While in college, most students aren't paying on their student loans. But once they're out, those loan payments must begin and the housing situation they were in may no longer work for them.
So now they face a dilemma. Some may want to move out and no longer have roommates or they may want to live with a romantic interest. Renting is an option but some feel ready for a more significant commitment - they want a place of their own - they want it to be their own home.
The problem is that their student debt is consuming a good portion of their earnings, which makes it difficult to save for a downpayment. According to the National Association of REALTORS®, of the 20 percent of first-time buyers who found it difficult to save money for a downpayment, 54 percent blamed it on their student loan debt.
Sometimes the amount of the monthly payment to repay the student loan can disqualify a buyer. The massive student loan debt is causing college graduates to remain renters because they can't stash away enough cash for a downpayment.
These first-time buyers are vital to the housing industry. They accounted for nearly a third of the homes purchased in the past year. Housing prices and mortgage rates have crept up some, so it is practically impossible for these college grads to get into a home while prices and rates are still good.

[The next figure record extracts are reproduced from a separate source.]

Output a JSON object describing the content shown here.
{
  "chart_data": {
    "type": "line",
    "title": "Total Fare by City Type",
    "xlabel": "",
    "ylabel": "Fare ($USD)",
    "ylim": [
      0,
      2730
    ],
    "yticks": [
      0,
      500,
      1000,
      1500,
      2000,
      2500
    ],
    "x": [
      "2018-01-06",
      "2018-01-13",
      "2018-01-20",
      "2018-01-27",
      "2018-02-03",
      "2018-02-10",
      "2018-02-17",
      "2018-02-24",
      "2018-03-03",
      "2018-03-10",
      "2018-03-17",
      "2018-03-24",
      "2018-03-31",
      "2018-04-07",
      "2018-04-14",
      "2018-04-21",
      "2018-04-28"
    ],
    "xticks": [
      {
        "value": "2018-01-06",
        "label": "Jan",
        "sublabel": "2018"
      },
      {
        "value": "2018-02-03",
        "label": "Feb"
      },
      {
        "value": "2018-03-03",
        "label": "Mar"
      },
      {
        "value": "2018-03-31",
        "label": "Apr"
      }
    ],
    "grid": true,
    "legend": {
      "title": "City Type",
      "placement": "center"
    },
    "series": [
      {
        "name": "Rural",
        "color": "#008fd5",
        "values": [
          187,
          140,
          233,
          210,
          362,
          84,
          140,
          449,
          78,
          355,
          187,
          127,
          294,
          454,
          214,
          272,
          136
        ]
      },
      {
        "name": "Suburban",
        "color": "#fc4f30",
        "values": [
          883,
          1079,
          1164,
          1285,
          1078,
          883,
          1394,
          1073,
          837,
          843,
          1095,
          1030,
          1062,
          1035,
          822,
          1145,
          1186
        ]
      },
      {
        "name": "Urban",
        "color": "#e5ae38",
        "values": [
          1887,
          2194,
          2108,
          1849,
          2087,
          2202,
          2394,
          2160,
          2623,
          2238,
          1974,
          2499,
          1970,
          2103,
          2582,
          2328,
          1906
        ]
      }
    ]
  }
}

The student loan debt is huge (roughly between $902 billion and $1 trillion in total outstanding student loan debt in the United States). That alarming figure is creating concern that the housing recovery will be impacted due to the lack of borrowing power by this group. Nearly 20 million Americans attend college and about 60 percent of them borrow annually to cover some or all of their costs. According to the Federal Reserve Board of New York, there are approximately 37 million student loan borrowers with outstanding student loans.
Part of the problem is that students aren't educated about buying a home when they're being offered student loans. They rack up a lot of debt to complete college but then get out of college and realize that debt is compromising other opportunities.

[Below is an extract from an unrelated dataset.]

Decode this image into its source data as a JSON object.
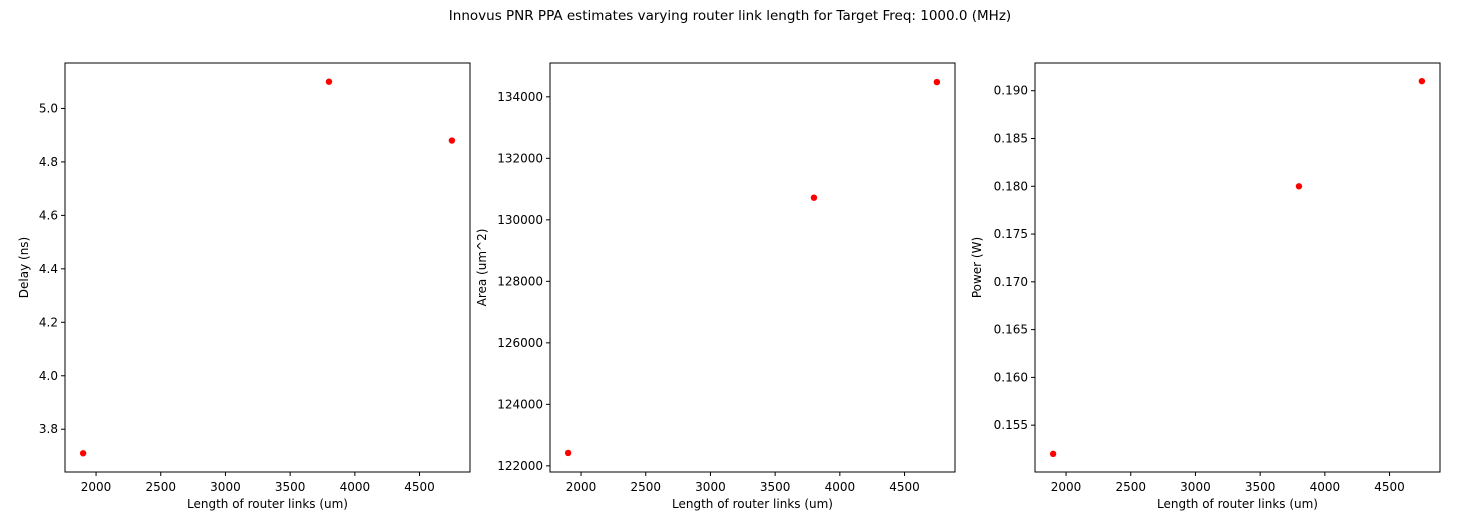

Some college grads are frustrated that they didn't receive more education about things such as learning about the qualifications needed to buy a home. While a college education is important and, in some cases, highly critical to a particular career, gaining an education about finances, investing, saving, balancing a checkbook, and buying a home, arguably can be equally vital not only to the individual but the core economics of society.
As we saw with the housing crisis, the less people know and understand about the housing market and the way mortgages work, the greater risk for them and the overall economy.
Educated and informed Americans can lead to Americans making wiser financial choices and ultimately a stronger economy.